The two South American sides are used to facing each other in World Cup qualification matches around this time every year, so despite this being a friendly, there was some good intensity.
Both sides gave a good account of themselves for the most part and provided fans with a good contest, with two great individual strikes to provide the scoring.
Here are five things we learned from this Brazil vs. Colombia game:
Kaka's return to the national team setup has been a positive one. If this continues, it could be a really positive thing for Brazil.
Granted, the team's first two opponents at the start of his comeback were Iraq and Japan, but he still had to prove his worth. He did just that by scoring a goal in each of those games and being among the top performers for his side on the attacking end of the pitch.
Kaka continued that success against Colombia with some good touches throughout the game, but wasn't lucky enough to continue his scoring run with the national side, after seeing a wonderful shot hit the crossbar.
He faded a little as time went, but that can be expected, considering his age and lack of match practice compared to many of his teammates and opponents.
The Kaka of AC Milan may not return, but this Kaka provides experience and composure and has fit in well with his younger teammates thus far.
He could very well see himself as part of the Brazil fixture in 2014 if he finds some regular playing time and stays fit.
One can be forgiven for being a bit disappointed with Radamel Falcao's showing against Brazil despite it being a friendly. The Colombian has been in such great form in recent times that it's weird when he doesn't score.
This isn't to say it was a poor performance from the Atlético Madrid striker, as he had a few chances which were either saved or thwarted by his defensive markers. He worked hard for his side and on another day could have banged in three.
Still, Colombia cannot have too many of these off days from their star man if they want to have success moving forward.
This may be harsh considering its only one game, but Neymar's exquisite goal and his horrendous penalty showcased Brazil's star as a man who needs a little more time to get mentally prepared for the big tournament.
The game against Colombia may have been a friendly, but after his solo goal, you would have expected Neymar to complete the Brazilian comeback by scoring a well-taken penalty.
His failure to do so highlighted a weakness in the his game that will hopefully be rectified by 2014.
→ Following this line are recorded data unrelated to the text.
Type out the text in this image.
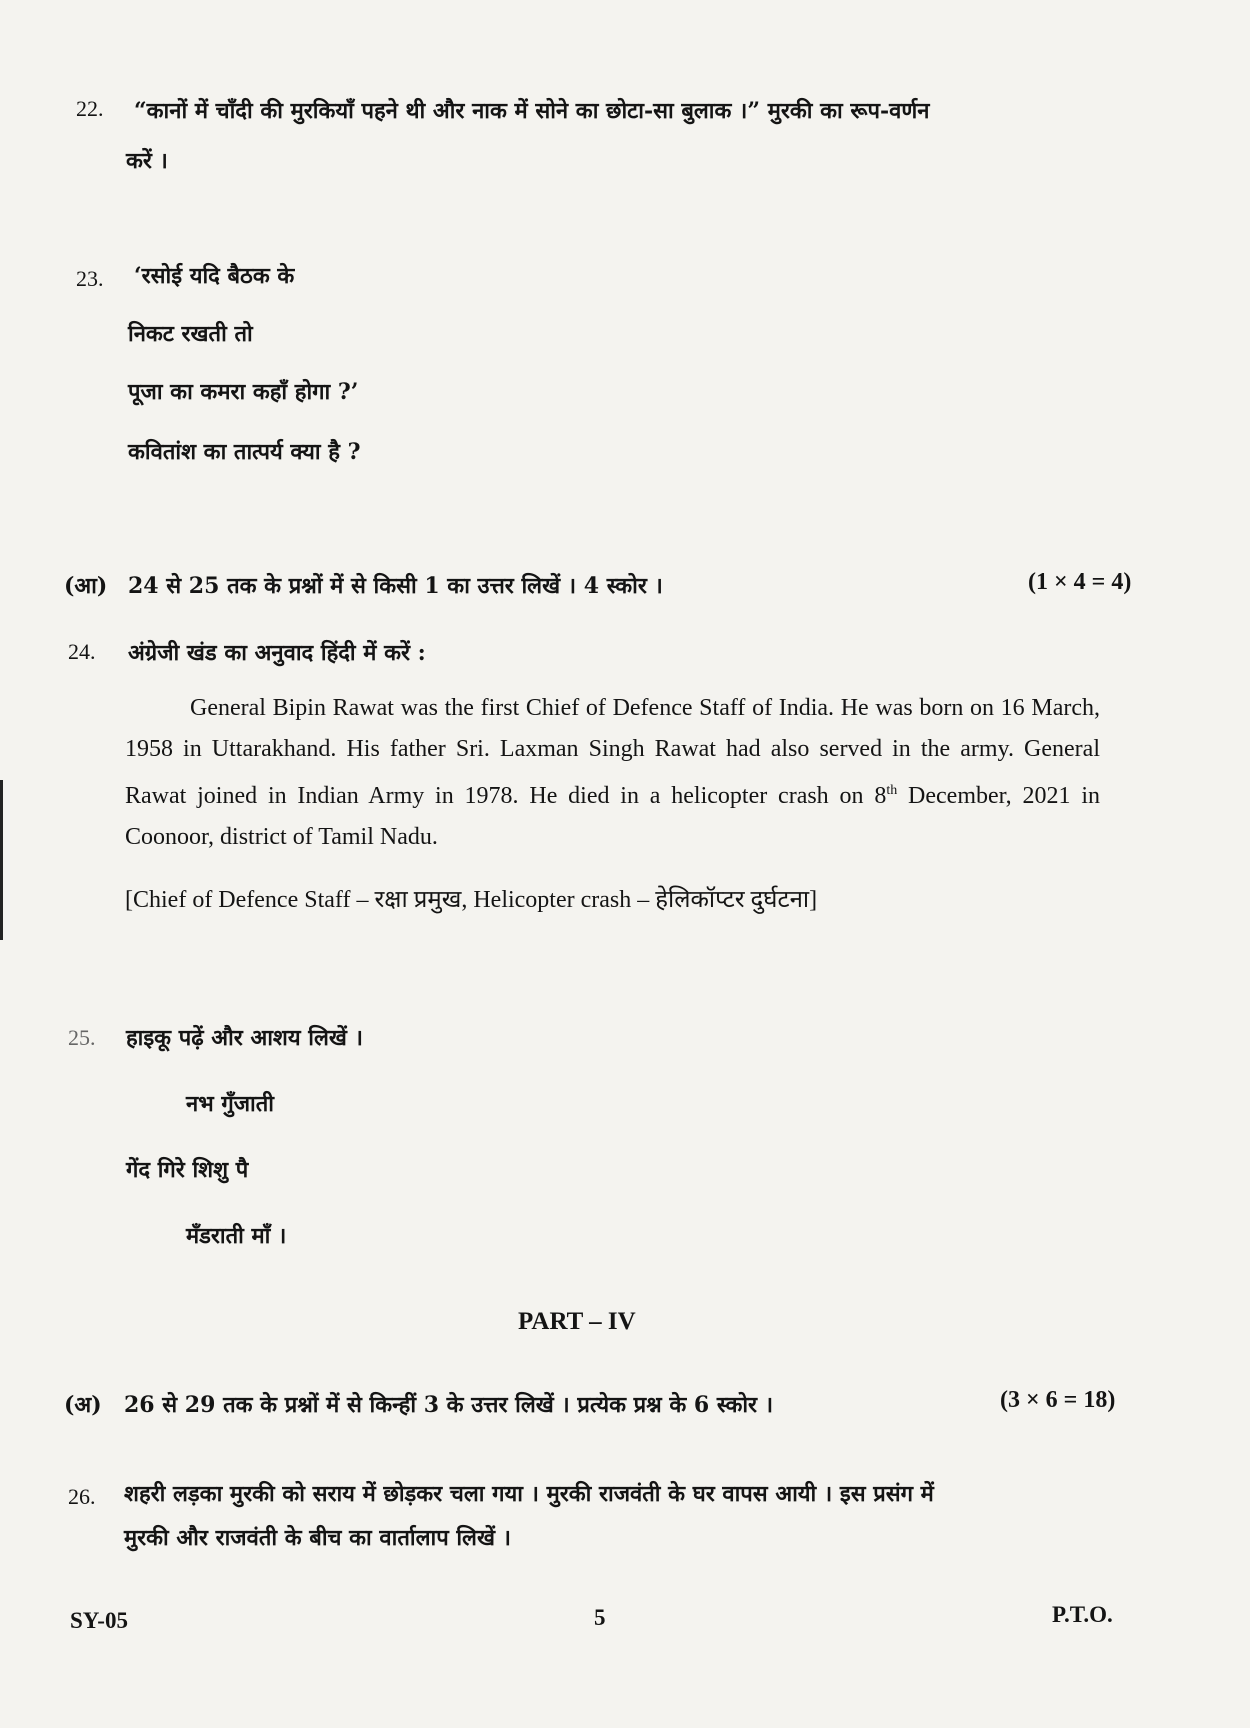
22. “कानों में चाँदी की मुरकियाँ पहने थी और नाक में सोने का छोटा-सा बुलाक ।” मुरकी का रूप-वर्णन
करें ।
23. ‘रसोई यदि बैठक के
निकट रखती तो
पूजा का कमरा कहाँ होगा ?’
कवितांश का तात्पर्य क्या है ?
(आ) 24 से 25 तक के प्रश्नों में से किसी 1 का उत्तर लिखें । 4 स्कोर ।	(1 × 4 = 4)
24. अंग्रेजी खंड का अनुवाद हिंदी में करें :
General Bipin Rawat was the first Chief of Defence Staff of India. He was born on 16 March, 1958 in Uttarakhand. His father Sri. Laxman Singh Rawat had also served in the army. General Rawat joined in Indian Army in 1978. He died in a helicopter crash on 8th December, 2021 in Coonoor, district of Tamil Nadu.
[Chief of Defence Staff – रक्षा प्रमुख, Helicopter crash – हेलिकॉप्टर दुर्घटना]
25. हाइकू पढ़ें और आशय लिखें ।
नभ गुँजाती
गेंद गिरे शिशु पै
मँडराती माँ ।
PART – IV
(अ) 26 से 29 तक के प्रश्नों में से किन्हीं 3 के उत्तर लिखें । प्रत्येक प्रश्न के 6 स्कोर ।	(3 × 6 = 18)
26. शहरी लड़का मुरकी को सराय में छोड़कर चला गया । मुरकी राजवंती के घर वापस आयी । इस प्रसंग में
मुरकी और राजवंती के बीच का वार्तालाप लिखें ।
SY-05	5	P.T.O.
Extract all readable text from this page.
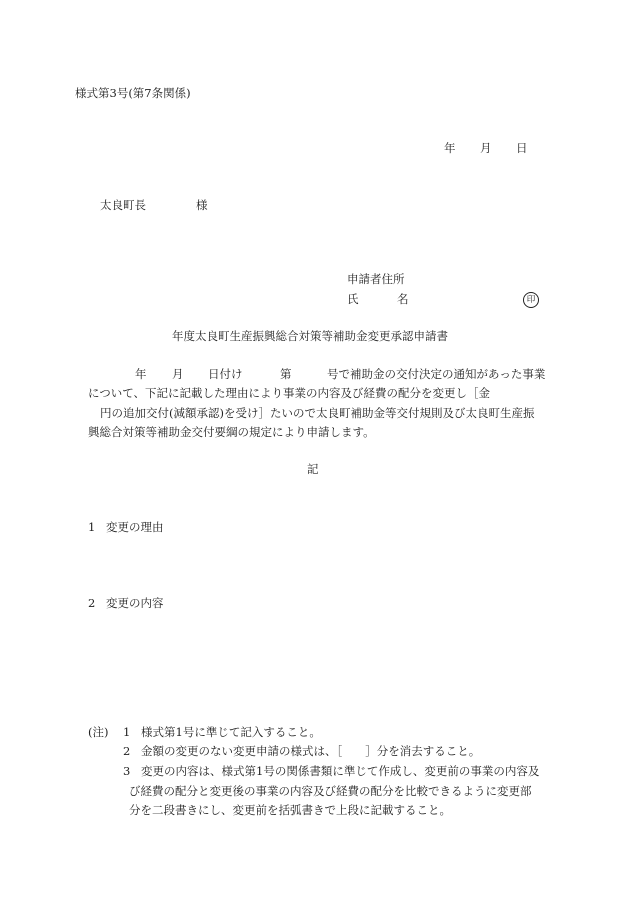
様式第3号(第7条関係)
年 月 日
太良町長	様
申請者住所
氏	名	印
年度太良町生産振興総合対策等補助金変更承認申請書
年 月 日付け	第	号で補助金の交付決定の通知があった事業
について、下記に記載した理由により事業の内容及び経費の配分を変更し［金
円の追加交付(減額承認)を受け］たいので太良町補助金等交付規則及び太良町生産振
興総合対策等補助金交付要綱の規定により申請します。
記
1 変更の理由
2 変更の内容
(注) 1 様式第1号に準じて記入すること。
2 金額の変更のない変更申請の様式は、［　　］分を消去すること。
3 変更の内容は、様式第1号の関係書類に準じて作成し、変更前の事業の内容及
び経費の配分と変更後の事業の内容及び経費の配分を比較できるように変更部
分を二段書きにし、変更前を括弧書きで上段に記載すること。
It's true that other big stars have failed to score penalties when it mattered most—or failed to take them at all—but for the most part, they produce that killer instinct to win games for their clubs.
Neymar has certainly played in his fair share of important matches for Santos, but the World Cup is a whole different deal. He will be 22 years old and more experienced. Brazil will be better for it.
Radamel Falcao may be the man for Colombia right now (and his goal-scoring skills are certainly important) but James Rodriguez is even more important.
When Falcao starts to fade, Rodriguez will be hitting his prime. Colombia needs to ensure they can put solid players around him.
The 21-year-old Rodriguez showcased some fantastic crossing, passing and dribbling skills and topped off his game with an assist.
Virtually every positive play went through the Porto star as he did his best to create chances for Radamel Falcao and his other attacking teammates.
He has been in good form for Porto so far this season and as he continues to grow and improve, Colombia will benefit.
Since their defeat in the knockout stages of the 2010 World Cup, Brazil hasn't gotten the better of big teams in friendlies or won important matches in big tournaments.
Games against Argentina, France, Holland and Germany resulted in no wins, one draw and two losses. The team's performances at the 2011 Copa America and 2012 Olympic Games also showcased an inability to win when it matters most.
That lackluster performance continued against Colombia.
While a 1-1 draw against the No. 8 team in the FIFA World Rankings is nothing to balk at—especially when that team has played meaningful World Cup qualifiers, as opposed to just friendlies—Brazil is expected to do better.
With their talent, they should do better.
Brazil has two more years to rectify this, but need to test themselves against as much top opposition as possible to ensure they are properly prepared for the 2014 World Cup.